J’ai été profondément surpris de constater que, dans de nombreux cas, les victimes de torture tombent dans un cercle vicieux de « re-victimisation ». Contrairement aux normes internationales, ils se trouvent dans un vide juridique, qui, allant de paire avec les conséquences physiques et psychologiques des mauvais traitements et l’absence de tout mécanisme de réhabilitation et réparation, débouche sur une souffrance permanente qui pourrait constituer un traitement inhumain.

Recommandations

Afin que la Guinée Equatoriale puisse se conformer aux obligations qui découlent des normes internationales des droits de l’homme et de sa constitution, une réforme institutionnelle et législative profonde, est nécessaire, créant des organes d´application de la loi qui reposent sur un état de droit, un système de justice indépendant et des mécanismes de suivi et des mécanismes responsables de surveillance pour combattre la torture de manière efficace.

Je recommande à la communauté internationale, ainsi qu´aux entreprises trans-nationales, d´assurer que dans leur coopération au développement et leurs activités commerciales, elles ne deviennent pas complices avec les violations de droits de l´homme commises par les autorités. Selon mon évaluation, à moins qu´un plan général établissant un système de justice soit adopté et mis en œuvre, tout projet d´envergure limitée ne serait guère utile.

Je soumettrai un rapport écrit complet comprenant mes conclusions et mes recommandations détaillées au Gouvernement de le Guinée Equatoriale avant de le présenter au Conseil des Droits de l’Homme des Nations Unies.

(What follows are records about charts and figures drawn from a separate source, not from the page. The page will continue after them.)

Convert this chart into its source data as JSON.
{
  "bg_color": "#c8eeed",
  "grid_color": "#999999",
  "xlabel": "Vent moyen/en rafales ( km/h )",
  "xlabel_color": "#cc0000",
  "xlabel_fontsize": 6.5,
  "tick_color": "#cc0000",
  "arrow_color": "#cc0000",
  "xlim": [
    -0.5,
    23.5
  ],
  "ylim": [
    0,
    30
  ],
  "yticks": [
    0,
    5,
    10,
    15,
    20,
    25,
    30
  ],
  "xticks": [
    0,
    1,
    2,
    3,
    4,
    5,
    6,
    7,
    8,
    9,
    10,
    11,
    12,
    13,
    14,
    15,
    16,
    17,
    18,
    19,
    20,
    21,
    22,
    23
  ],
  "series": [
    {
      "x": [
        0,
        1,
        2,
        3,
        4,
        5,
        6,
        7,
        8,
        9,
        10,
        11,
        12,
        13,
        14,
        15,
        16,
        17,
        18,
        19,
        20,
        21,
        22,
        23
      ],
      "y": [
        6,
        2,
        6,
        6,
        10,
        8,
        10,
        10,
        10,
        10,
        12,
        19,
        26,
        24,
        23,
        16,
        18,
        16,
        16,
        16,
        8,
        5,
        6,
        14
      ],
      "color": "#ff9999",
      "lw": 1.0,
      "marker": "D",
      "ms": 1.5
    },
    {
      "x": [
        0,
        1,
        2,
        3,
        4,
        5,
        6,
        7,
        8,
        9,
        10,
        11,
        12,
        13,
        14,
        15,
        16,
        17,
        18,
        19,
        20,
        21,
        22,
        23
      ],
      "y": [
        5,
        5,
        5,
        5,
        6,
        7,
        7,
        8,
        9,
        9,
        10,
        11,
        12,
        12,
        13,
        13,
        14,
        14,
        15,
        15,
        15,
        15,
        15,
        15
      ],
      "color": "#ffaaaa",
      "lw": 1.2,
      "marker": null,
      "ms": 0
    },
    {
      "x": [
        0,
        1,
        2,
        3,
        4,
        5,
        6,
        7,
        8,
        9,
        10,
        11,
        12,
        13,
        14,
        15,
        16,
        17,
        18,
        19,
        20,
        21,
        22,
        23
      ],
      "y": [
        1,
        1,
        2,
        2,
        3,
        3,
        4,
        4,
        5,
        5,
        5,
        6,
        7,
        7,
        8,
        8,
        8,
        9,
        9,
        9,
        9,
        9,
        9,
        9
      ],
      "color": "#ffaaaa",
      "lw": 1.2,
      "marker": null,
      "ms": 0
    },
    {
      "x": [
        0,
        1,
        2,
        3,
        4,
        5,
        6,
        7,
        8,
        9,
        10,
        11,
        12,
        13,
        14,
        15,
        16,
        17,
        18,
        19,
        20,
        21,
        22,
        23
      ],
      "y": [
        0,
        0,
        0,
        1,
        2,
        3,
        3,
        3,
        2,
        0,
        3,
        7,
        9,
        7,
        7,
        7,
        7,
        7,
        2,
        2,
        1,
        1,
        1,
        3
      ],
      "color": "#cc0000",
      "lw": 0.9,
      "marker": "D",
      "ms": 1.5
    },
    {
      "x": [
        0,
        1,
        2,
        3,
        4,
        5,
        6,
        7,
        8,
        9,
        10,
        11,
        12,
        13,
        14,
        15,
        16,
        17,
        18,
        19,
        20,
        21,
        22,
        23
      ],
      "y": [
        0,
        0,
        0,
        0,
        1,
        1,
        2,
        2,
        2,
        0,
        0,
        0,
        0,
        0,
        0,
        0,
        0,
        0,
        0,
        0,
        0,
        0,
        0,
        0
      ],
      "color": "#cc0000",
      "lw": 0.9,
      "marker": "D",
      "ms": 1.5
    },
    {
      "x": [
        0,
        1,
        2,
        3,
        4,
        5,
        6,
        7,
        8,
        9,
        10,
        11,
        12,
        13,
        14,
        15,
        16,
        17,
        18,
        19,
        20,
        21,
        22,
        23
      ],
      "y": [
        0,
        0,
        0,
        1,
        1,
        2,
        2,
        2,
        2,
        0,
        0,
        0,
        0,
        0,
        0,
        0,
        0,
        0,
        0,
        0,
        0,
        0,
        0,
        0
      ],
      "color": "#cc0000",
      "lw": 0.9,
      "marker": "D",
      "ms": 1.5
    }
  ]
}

M. Nowak a été nommé Rapporteur spécial le 1 décembre 2004. Il est indépendant et agit à titre individuel. La Commission des Droits de l’Homme avait nommé le premier Rapporteur Spécial sur la torture en 1985. Le mandat, récemment renouvelé par le Conseil de Droit de l’Homme, couvre tous les pays membres de l’ONU, y compris ceux qui n’ont pas ratifié la Convention contre la torture et autres peines ou traitements cruels, inhumains ou dégradants.

M. Nowak a été membre du Groupe de travail de l’ONU sur les disparitions forcées ou involontaires ; expert du dispositif spécial concernant les personnes disparues sur le territoire de l’Ex-Yugoslavie ; expert indépendant chargé d'étudier le cadre international actuel en matière pénale et de droits de l'homme pour la protection des personnes contre les disparitions forcées ou involontaires et juge à la Chambre des Droits de l’Homme de Bosnie-Herzégovine. Il est professeur de droit constitutionnel et des droits de l’homme à l’Université de Vienne et directeur de l’Institut Ludwig Boltzmann des Droits de l’Homme.